Error in Persona! Pasal JPU ke Ihyatour Dipandang Absurd, Unsur Pidana Gugur



Pontianak – Sidang perkara Travel Umroh Ihyatour kembali mencuri perhatian publik setelah Jaksa Penuntut Umum (JPU) menjatuhkan tuntutan 4 tahun penjara. Namun, alih-alih dianggap kokoh, tuntutan itu justru dinilai sebagai error in persona—salah alamat, keliru dalam penerapan hukum, dan tidak relevan dengan fakta persidangan.


Kuasa hukum Ihyatour, Eko Maulana, SH, mengkritik keras tuntutan tersebut. Menurutnya, langkah JPU bukan sekadar salah, tetapi mengarah pada kriminalisasi terang-terangan terhadap penyelenggara perjalanan umroh resmi yang berizin.


> “Jaksa menuntut 4 tahun, tapi pasal yang dipakai keliru. Ini jelas-jelas error in persona. Bagaimana mungkin PPIU resmi berizin Kemenag diperlakukan seolah biro ilegal? Ini bukan sekadar kekeliruan, tapi pemaksaan hukum yang berbahaya,” tegas Eko.


Unsur Pidana Tidak Terpenuhi


Sejak awal, dakwaan penipuan (Pasal 378 KUHP) dan penggelapan (Pasal 372 KUHP) dianggap tidak berdasar.


Pasal 378 KUHP: Penipuan mensyaratkan adanya tipu muslihat. Faktanya, jamaah menyerahkan uang dengan sadar melalui perjanjian resmi. Tidak ada tipu daya, tidak ada kebohongan.


Pasal 372 KUHP: Penggelapan menuntut adanya penguasaan tanpa hak. Justru Ihyatour sebagai PPIU sah berhak mengelola dana jamaah sesuai UU.



“Kalau unsur penipuan dan penggelapan gugur, otomatis tuduhan pidana tidak berdiri. Itu jelas terlihat di persidangan,” jelas Eko.


Maneuver Pasal: Dari KUHP ke UU PIHU


Merasa dakwaan awal rapuh, JPU kemudian berbelok menggunakan Pasal 124 UU No. 8 Tahun 2019 tentang Penyelenggaraan Ibadah Haji dan Umroh (PIHU). Tetapi, bagi Eko, justru manuver ini semakin mempermalukan logika hukum jaksa.


“Pasal itu berbunyi setiap orang tanpa hak yang menyelenggarakan umroh. Lha, Ihyatour ini PPIU resmi, punya akta, tersertifikasi, dan berizin Kemenag. Artinya, pasal itu tidak relevan. Penggunaan pasal ini absurd dan menabrak logika hukum,” tegasnya.

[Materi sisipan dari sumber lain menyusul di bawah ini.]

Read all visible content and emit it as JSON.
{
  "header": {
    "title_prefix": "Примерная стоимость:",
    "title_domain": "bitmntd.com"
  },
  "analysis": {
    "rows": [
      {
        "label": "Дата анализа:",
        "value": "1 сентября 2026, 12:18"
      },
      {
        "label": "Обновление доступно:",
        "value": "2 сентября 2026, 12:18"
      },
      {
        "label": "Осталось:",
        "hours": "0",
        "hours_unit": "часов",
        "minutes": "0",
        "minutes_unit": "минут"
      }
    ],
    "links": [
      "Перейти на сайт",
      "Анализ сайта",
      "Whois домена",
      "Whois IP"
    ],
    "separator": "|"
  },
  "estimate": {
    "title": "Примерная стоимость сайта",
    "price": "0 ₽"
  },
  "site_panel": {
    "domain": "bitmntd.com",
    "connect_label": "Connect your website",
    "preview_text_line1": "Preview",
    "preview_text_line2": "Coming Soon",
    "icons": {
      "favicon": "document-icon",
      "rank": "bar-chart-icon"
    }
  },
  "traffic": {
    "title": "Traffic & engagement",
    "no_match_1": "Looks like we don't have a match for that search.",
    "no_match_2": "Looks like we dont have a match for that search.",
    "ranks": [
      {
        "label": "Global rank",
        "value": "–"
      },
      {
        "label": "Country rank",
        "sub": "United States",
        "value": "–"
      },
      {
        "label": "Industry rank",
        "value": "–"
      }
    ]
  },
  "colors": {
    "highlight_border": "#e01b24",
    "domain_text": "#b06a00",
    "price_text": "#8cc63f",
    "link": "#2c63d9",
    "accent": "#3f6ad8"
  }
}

Tidak Ada Korban, Tidak Ada Kerugian


Eko juga menegaskan, fakta persidangan membuktikan bahwa tidak ada jamaah yang gagal berangkat atau kehilangan uang.


“Kalau ada keterlambatan teknis, itu murni wanprestasi (perdata), bukan pidana. Unsur kerugian tidak terbukti. Jadi kriminalisasi ini makin jelas di depan mata,” katanya.


Kritik Pedas: Jaksa Bangun Rumah di Atas Pasir


Eko menilai, perubahan pasal di tengah jalan justru memperlihatkan keraguan JPU terhadap dakwaannya sendiri.


> “Kalau memang yakin ada penipuan, kenapa harus ganti pasal? Itu bukti dakwaan sejak awal rapuh. Jaksa sedang membangun rumah di atas pasir—mudah runtuh oleh fakta persidangan,” sindirnya.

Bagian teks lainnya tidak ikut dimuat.